Catherine D’Ignazio

Photo: Diana Levine-MITMediaLab

Catherine D’Ignazio is a scholar, artist/designer, and hacker mama who focuses on feminist technology, data literacy, and civic engagement.

She has run reproductive justice hackathons, designed global news recommendation systems, created talking and tweeting water quality sculptures, and led walking data visualizations to envision the future of sea level rise. With Rahul Bhargava, she built the platform Databasic.io, a suite of tools and activities to introduce newcomers to data science.

Her 2020 book from MIT Press, “Data Feminism,” co-authored with Lauren Klein, charts a course for more ethical and empowering data science practices. Her research at the intersection of technology, design, and social justice has been published in the Journal of Peer Production, the Journal of Community Informatics, and the proceedings of Human Factors in Computing Systems (ACM SIGCHI).
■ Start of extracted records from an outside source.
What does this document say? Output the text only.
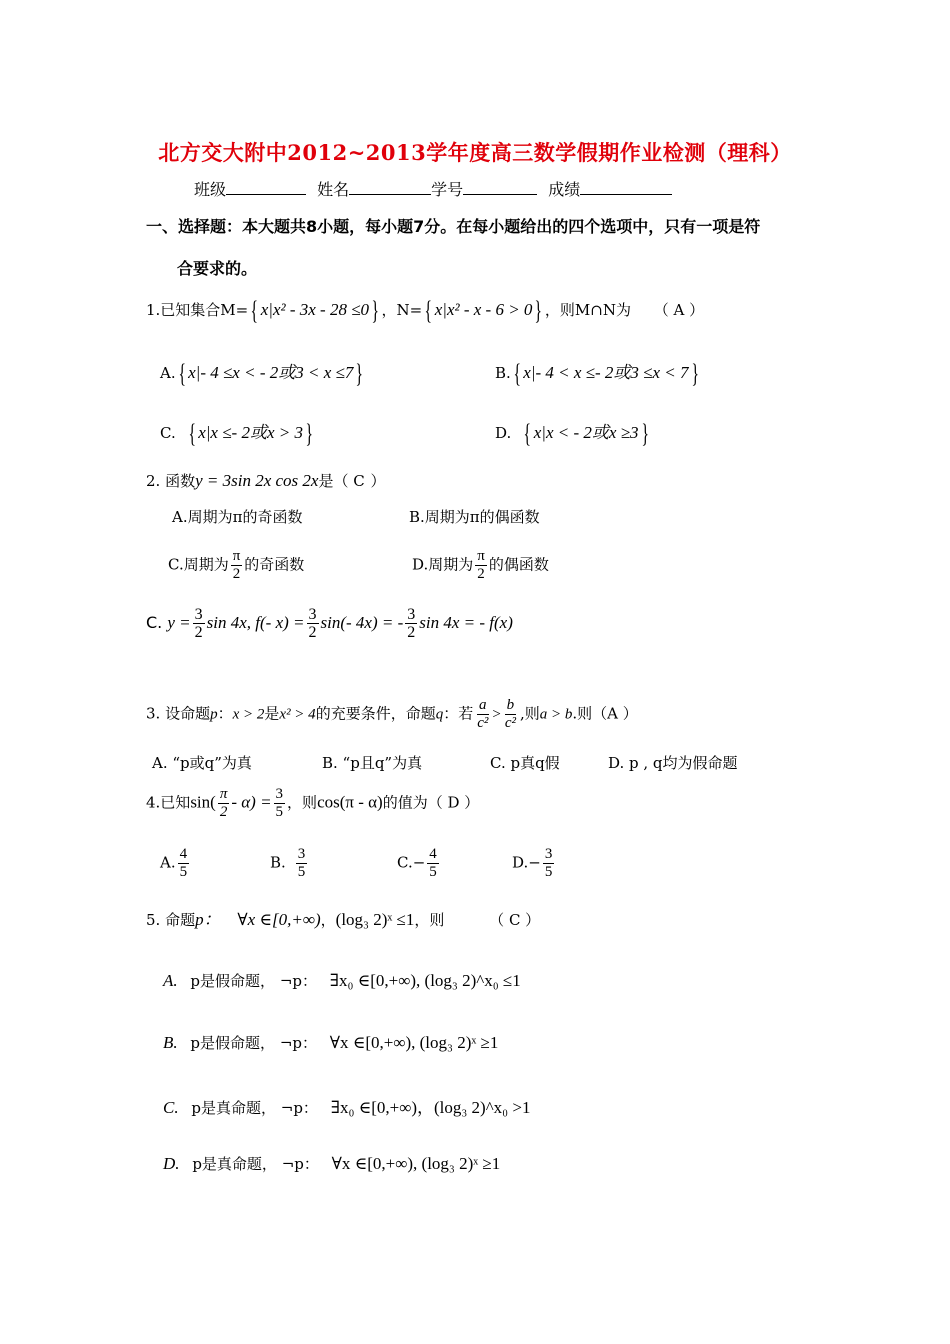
北方交大附中2012~2013学年度高三数学假期作业检测（理科）
班级	姓名	学号	成绩
一、选择题：本大题共8小题，每小题7分。在每小题给出的四个选项中，只有一项是符
合要求的。
1.已知集合M={ x|x² - 3x - 28 ≤0} ，N={ x|x² - x - 6 > 0} ，则M∩N为 （ A ）
A.{ x|- 4 ≤x < - 2或3 < x ≤7}	B.{ x|- 4 < x ≤- 2或3 ≤x < 7}
C. { x|x ≤- 2或x > 3}	D. { x|x < - 2或x ≥3}
2. 函数y = 3sin 2x cos 2x是（ C ）
A.周期为π的奇函数	B.周期为π的偶函数
C.周期为 $\frac{\pi}{2}$ 的奇函数	D.周期为 $\frac{\pi}{2}$ 的偶函数
C. $y = \frac{3}{2}$ sin 4x, f(- $x) = \frac{3}{2} \sin(-$ 4x) = - $\frac{3}{2}$ sin 4x = - f(x)
3. 设命题p：x > 2是x² > 4的充要条件，命题q：若 $\frac{a}{\text{c²}} > \frac{b}{\text{c²}}$ ,则a > b.则（A ）
A. “p或q”为真	B. “p且q”为真	C. p真q假	D. p , q均为假命题
4.已知$\sin( \frac{\pi}{2} - \alpha) = \frac{3}{5}$ ，则cos(π - α)的值为（ D ）
A. $\frac{4}{5}$	B. $\frac{3}{5}$	$C.- \frac{4}{5}$	$D.- \frac{3}{5}$
5. 命题p： ∀x ∈[0,+∞)，(log₃ 2)ˣ ≤1，则	（ C ）
A. p是假命题， ¬p： ∃x₀ ∈[0,+∞), (log₃ 2)^x₀ ≤1
B. p是假命题， ¬p： ∀x ∈[0,+∞), (log₃ 2)ˣ ≥1
C. p是真命题， ¬p： ∃x₀ ∈[0,+∞)，(log₃ 2)^x₀ >1
D. p是真命题， ¬p： ∀x ∈[0,+∞), (log₃ 2)ˣ ≥1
Her art and design projects have won awards from the Tanne Foundation, Turbulence.org, and the Knight Foundation, and have been exhibited at the Venice Biennial and the ICA Boston.

D’Ignazio is an Assistant Professor of Urban Science and Planning in the Department of Urban Studies and Planning at MIT. She is also Director of the Data + Feminism Lab, which uses data and computational methods to work towards gender and racial equity, particularly in relation to space and place.